Thanks! Can we use a small case to reproduce the issue, and add it in CI to avoid such issues in future?

Maybe it is hard to cover the issue with a reliable test. When running the full test suite, import in earlier tests can silently mask the issue.

A static analysis check (e.g. mypy) can be a proper way to catch this. However, introducing mypy into CI is a broader change that can surface many existing type issues across the codebase?

Got your point. Can we use a subprocess to test the issue, or we just introduce mypy into CI ? We should try our best to catch these issues in CI rather than on the user side. Can you provide us some suggestion on it? @JingsongLi

@tonymtu tonymtu changed the title [python] Fix pyarrow module missing attribute parquet [python] Fix pyarrow module missing attribute Feb 11, 2026
@tonymtu
Copy link
Contributor Author

tonymtu commented Feb 11, 2026

Additionally, AI helps to find other "optional modules" in pyarrow that need explicit import across the codebase.

# refer to pyarrow/__init.py__#show_info()
print("\nOptional modules:")
modules = ["csv", "cuda", "dataset", "feather", "flight", "fs", "gandiva", "json",
           "orc", "parquet"]

@tonymtu tonymtu force-pushed the fix-pyarrow-missing-attribute-parquet branch from fe729c7 to 367043a Compare February 11, 2026 08:17
@JingsongLi
Copy link
Contributor

Hi @tonymtu @XiaoHongbo-Hope , maybe

Thanks! Can we use a small case to reproduce the issue, and add it in CI to avoid such issues in future?

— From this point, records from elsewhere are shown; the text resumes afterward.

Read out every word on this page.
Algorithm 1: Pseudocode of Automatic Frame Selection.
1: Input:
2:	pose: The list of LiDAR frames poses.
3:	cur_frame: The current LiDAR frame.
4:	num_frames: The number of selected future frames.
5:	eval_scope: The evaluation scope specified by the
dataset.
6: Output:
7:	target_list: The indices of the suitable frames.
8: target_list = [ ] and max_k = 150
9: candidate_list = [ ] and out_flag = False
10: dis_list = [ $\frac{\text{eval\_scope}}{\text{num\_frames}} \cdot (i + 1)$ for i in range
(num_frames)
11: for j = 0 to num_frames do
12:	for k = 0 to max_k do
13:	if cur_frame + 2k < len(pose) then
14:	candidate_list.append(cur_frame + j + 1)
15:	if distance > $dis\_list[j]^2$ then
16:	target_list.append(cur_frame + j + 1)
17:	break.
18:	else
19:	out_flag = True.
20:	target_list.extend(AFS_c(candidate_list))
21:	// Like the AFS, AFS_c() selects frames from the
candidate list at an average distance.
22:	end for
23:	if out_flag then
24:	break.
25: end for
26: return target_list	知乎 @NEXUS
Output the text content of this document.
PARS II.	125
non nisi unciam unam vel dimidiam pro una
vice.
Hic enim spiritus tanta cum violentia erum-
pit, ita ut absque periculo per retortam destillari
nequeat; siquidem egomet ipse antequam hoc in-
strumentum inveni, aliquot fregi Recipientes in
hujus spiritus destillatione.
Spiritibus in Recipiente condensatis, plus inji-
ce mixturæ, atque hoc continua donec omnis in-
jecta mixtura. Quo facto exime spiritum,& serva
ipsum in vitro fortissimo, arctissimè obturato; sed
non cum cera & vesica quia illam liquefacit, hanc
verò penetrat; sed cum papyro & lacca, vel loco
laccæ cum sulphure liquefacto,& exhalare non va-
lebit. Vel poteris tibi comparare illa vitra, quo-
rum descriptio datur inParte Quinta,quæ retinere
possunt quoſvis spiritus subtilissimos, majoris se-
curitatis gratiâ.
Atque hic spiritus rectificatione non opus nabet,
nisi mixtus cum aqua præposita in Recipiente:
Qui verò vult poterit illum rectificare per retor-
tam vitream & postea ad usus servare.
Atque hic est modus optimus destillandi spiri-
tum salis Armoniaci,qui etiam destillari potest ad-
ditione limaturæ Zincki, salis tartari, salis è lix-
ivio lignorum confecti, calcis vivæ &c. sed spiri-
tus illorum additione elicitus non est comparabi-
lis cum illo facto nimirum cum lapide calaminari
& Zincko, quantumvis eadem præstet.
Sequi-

Maybe it is hard to cover the issue with a reliable test. When running the full test suite, import in earlier tests can silently mask the issue.
A static analysis check (e.g. mypy) can be a proper way to catch this. However, introducing mypy into CI is a broader change that can surface many existing type issues across the codebase?

Got your point. Can we use a subprocess to test the issue, or we just introduce mypy into CI ? We should try our best to catch these issues in CI rather than on the user side. Can you provide us some suggestion on it? @JingsongLi

I don't have any good suggestions. I'm not very familiar with Python engineering testing. Perhaps it's a problem with our CI testing?

@tonymtu
Copy link
Contributor Author

tonymtu commented Feb 12, 2026

Hi @JingsongLi @XiaoHongbo-Hope . I'd prefer to split this into two separate efforts:

  • This PR: fix the immediate bug (explicit import pyarrow.xxx).
  • A follow-up effort: enable mypy checking in CI to prevent this class of issues.

I noticed there's already a [mypy] section in dev/cfg.ini but it's not wired into lint-python.sh, presumably because enabling it across the full codebase would surface too many existing issues at once.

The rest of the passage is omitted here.